Una de las cosas que me gustaban del celular (con funda incluida de ésas que pronto se convirtieron en complemento exclusivo para señores maduros con dudoso gusto estético) es que tenía un compositor de melodías. Y yo, que a pesar de que nunca he sido ningún experto en notación musical (lo que no me impide ser un poser de la hostia que se plantea hacerse un tatuaje alusivo del que igual os hablo con detalle otro día) y sé lo justo en lo que a corcheas y compases se refiere, me lo pasé teta creando mis propios tonos o buscando en internet ejemplos de canciones conocidas que sonasen con cada llamada y, durante el proceso, descubriendo la música de Vangelis, pues varios de sus temazos aparecían a menudo entre los resultados, mira tú.

Este primer aparato (Ericsson A1018, por cierto. Aunque yo lo llamaba "Ericsson A-diez-diezytocho" por razones obvias) fue reemplazado por el Nokia 3310. Después vendría el Nokia 3510i (que fundí a base de instalar politonos descargados de Movilisto, pues gracias a un bug con un juego de Amena obtuve un pastizal en saldo que me gasté en gilipolleces porque soy así de listo), luego otro Nokia más gordo al que pude instalar un juego en Java que programé como proyecto de FP (era una variación del comecocos en el que los fantasmas eran bebés. Lo llamé Supernanny killer). También tuve un LG con teclado QWERTY desplegable que incluía una edición del juego Burger Time al que dediqué más tiempo del que debía (y así me lució el pelo en la facultad). Y después aparecieron los smartphones y se jodió la nostalgia porque cada uno es igual que el anterior pero más grande y más rápido.

Todos estos artilugios tienen en común que me dieron un buen servicio y que yo les saqué a los mismos bastante partido. Por ello, he omitido otro teléfono que tuve y que se merece, no sé muy bien por qué, su propio apartado.

Este otro móvil



Como si de un inversor idiota que adquiere un bien y lo atesora a la espera de que se revalorice, aproveché la promoción de Lacasitos para poder hacerme con el Motorola W377 de la foto.

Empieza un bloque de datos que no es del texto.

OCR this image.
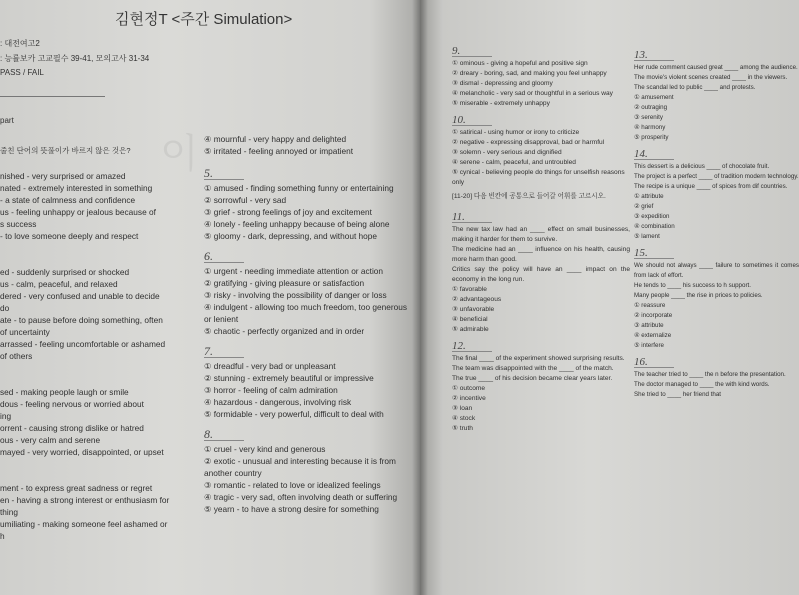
이
김현정T <주간 Simulation>
: 대전여고2
: 능률보카 고교필수 39-41, 모의고사 31-34
PASS / FAIL
part
줄친 단어의 뜻풀이가 바르지 않은 것은?
nished - very surprised or amazed
nated - extremely interested in something
- a state of calmness and confidence
us - feeling unhappy or jealous because of
s success
- to love someone deeply and respect

ed - suddenly surprised or shocked
us - calm, peaceful, and relaxed
dered - very confused and unable to decide
do
ate - to pause before doing something, often
of uncertainty
arrassed - feeling uncomfortable or ashamed
of others

sed - making people laugh or smile
dous - feeling nervous or worried about
ing
orrent - causing strong dislike or hatred
ous - very calm and serene
mayed - very worried, disappointed, or upset

ment - to express great sadness or regret
en - having a strong interest or enthusiasm for
thing
umiliating - making someone feel ashamed or
h
④ mournful - very happy and delighted
⑤ irritated - feeling annoyed or impatient
5.
① amused - finding something funny or entertaining
② sorrowful - very sad
③ grief - strong feelings of joy and excitement
④ lonely - feeling unhappy because of being alone
⑤ gloomy - dark, depressing, and without hope
6.
① urgent - needing immediate attention or action
② gratifying - giving pleasure or satisfaction
③ risky - involving the possibility of danger or loss
④ indulgent - allowing too much freedom, too generous or lenient
⑤ chaotic - perfectly organized and in order
7.
① dreadful - very bad or unpleasant
② stunning - extremely beautiful or impressive
③ horror - feeling of calm admiration
④ hazardous - dangerous, involving risk
⑤ formidable - very powerful, difficult to deal with
8.
① cruel - very kind and generous
② exotic - unusual and interesting because it is from another country
③ romantic - related to love or idealized feelings
④ tragic - very sad, often involving death or suffering
⑤ yearn - to have a strong desire for something
9.
① ominous - giving a hopeful and positive sign
② dreary - boring, sad, and making you feel unhappy
③ dismal - depressing and gloomy
④ melancholic - very sad or thoughtful in a serious way
⑤ miserable - extremely unhappy
10.
① satirical - using humor or irony to criticize
② negative - expressing disapproval, bad or harmful
③ solemn - very serious and dignified
④ serene - calm, peaceful, and untroubled
⑤ cynical - believing people do things for unselfish reasons only
[11-20] 다음 빈칸에 공통으로 들어갈 어휘를 고르시오.
11.
The new tax law had an ____ effect on small businesses, making it harder for them to survive.
The medicine had an ____ influence on his health, causing more harm than good.
Critics say the policy will have an ____ impact on the economy in the long run.
① favorable
② advantageous
③ unfavorable
④ beneficial
⑤ admirable
12.
The final ____ of the experiment showed surprising results.
The team was disappointed with the ____ of the match.
The true ____ of his decision became clear years later.
① outcome
② incentive
③ loan
④ stock
⑤ truth
13.
Her rude comment caused great ____ among the audience.
The movie's violent scenes created ____ in the viewers.
The scandal led to public ____ and protests.
① amusement
② outraging
③ serenity
④ harmony
⑤ prosperity
14.
This dessert is a delicious ____ of chocolate fruit.
The project is a perfect ____ of tradition modern technology.
The recipe is a unique ____ of spices from dif countries.
① attribute
② grief
③ expedition
④ combination
⑤ lament
15.
We should not always ____ failure to sometimes it comes from lack of effort.
He tends to ____ his success to h support.
Many people ____ the rise in prices to policies.
① reassure
② incorporate
③ attribute
④ externalize
⑤ interfere
16.
The teacher tried to ____ the n before the presentation.
The doctor managed to ____ the with kind words.
She tried to ____ her friend that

Una vez lo tuve en mis manos, lo encendí para confirmar que funcionaba, dejé que su batería se consumiese por completo y lo volví a guardar en su caja, contando con que su precio aumentaría muchísimo con el paso del tiempo.

Al final, lo único que aumentó con el paso del tiempo fue mi nivel de azúcar en sangre, habida cuenta de la cantidad de Lacasitos que me tocó comprar y jalarme después para poder adquirir el trasto (os voy a dar una pista del número de tubos: rima con "cinco" y está entre 74 y 76). Y no, no os puedo hablar de si funcionaba bien o mal porque, tal y como he descrito en el anterior párrafo, jamás hice uso del mismo. De todas formas, han pasado quince años de aquello, por lo que lo suyo es, llegados a este punto, continuar la tendencia y no tocarlo en otros quince, por lo menos, para entonces descubrir que seguramente no sea posible ni encenderlo. La obsolescencia programada es lo que tiene, chicos.

Este beeper



Viendo que los teléfonos móviles empezaban a asomar la patita, y vaticinando que la tecnología SMS provocaría que Movistar se tuviese que comer con patatas un excedente brutal de chismes como el de la foto, los de la compañía telefónica se hicieron amigos de los del departamento comercial de Coca Cola y supusieron que en España habría algún que otro pardillo capaz de hacerse con un buscapersonas. Y ahí estaba yo, dispuesto a darles la razón.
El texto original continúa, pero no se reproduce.